What "oversupply?" What the hell are you new graduates doing?!?!? This place has to import a state's attorney for goodness sakes!

Since you lazy shits apparently have no business sense, let me lay out a fool-proof business plan for you:

1. Take [rural state] bar exam.
2. Move to [rural county] and hang a shingle.
3. PROFIT!

Write that on the back of a receipt, take it to your preferred lending institution, and watch them give you a start-up loan of $50k immediately. The banker will probably trip over himself running to the cash room. You will rake in everything that happens in the county, PI, homicides (gangs be bangin' in the S.D.), DUI, divorces, you name it. Money money money, and you shits want to sit on your ass and whine because there's no job waiting for you in Malibu or Manhattan inside a buffet warming tray for when you pop in and say "job me job me job."

But wait, there's more! They're SO DESPERATE for attorneys, they're going to pay out $60,000 for lawyers to pack up and move there.

The new law, which will go into effect in June, requires a five-year commitment from the applicant and sets up a pilot program of up to 16 participants. They will receive an annual subsidy of $12,000, 90 percent of the cost of a year at the University of South Dakota Law School.

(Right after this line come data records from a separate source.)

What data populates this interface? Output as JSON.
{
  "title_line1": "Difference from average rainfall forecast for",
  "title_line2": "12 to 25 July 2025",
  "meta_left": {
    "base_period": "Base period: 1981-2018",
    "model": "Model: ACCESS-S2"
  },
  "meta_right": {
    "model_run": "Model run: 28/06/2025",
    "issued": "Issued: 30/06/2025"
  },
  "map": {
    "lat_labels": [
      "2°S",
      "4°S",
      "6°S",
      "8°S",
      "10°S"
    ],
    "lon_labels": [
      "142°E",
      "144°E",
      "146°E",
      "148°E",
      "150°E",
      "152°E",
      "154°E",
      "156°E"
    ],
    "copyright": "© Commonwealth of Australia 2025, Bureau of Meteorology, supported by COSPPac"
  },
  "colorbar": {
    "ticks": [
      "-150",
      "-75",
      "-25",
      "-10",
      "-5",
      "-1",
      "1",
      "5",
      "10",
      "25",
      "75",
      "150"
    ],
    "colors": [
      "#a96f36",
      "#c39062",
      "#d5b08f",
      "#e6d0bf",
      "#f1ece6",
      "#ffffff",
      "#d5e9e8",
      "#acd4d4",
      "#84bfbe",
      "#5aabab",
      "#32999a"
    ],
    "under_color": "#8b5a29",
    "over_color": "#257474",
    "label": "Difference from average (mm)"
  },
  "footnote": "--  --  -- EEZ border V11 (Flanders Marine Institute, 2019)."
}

$60,000. And 5 years of practice experience. Guaranteed.

How can the same group of gullible people who bought into law school (a legitimately crazy proposition) collectively turn their silver noses up at moving to rural South Dakota (a partially crazy proposition)? 

I'll tell you: a disgusting elitist sense of entitlement and a distinct strain of anti-Heartlandism. Get over yourselves, law grads. South Dakota is ready and waiting to make you so richity rich that you won't care when the townfolk hate your guts for being the asshole flaunting a Mercedes. You would have to be an idiot to fail at business there. I mean, the last competitive member of the bar is 86-years old. Something tells me Grandpa would not be a dick in the deposition room, and you'll be doing a ton of those given your monopoly status. For the Mercer graduates, that means you can set your rates at ideal levels. $400/hour, anyone? They'll have to pay you if they want that divorce or that will drawn up.

So in sum, we have two insanely-idiotic decisions made by pretty much every law graduate everywhere: 1. going to law school; 2. declining the money factory and the mansion that go with it in rural South Dakota.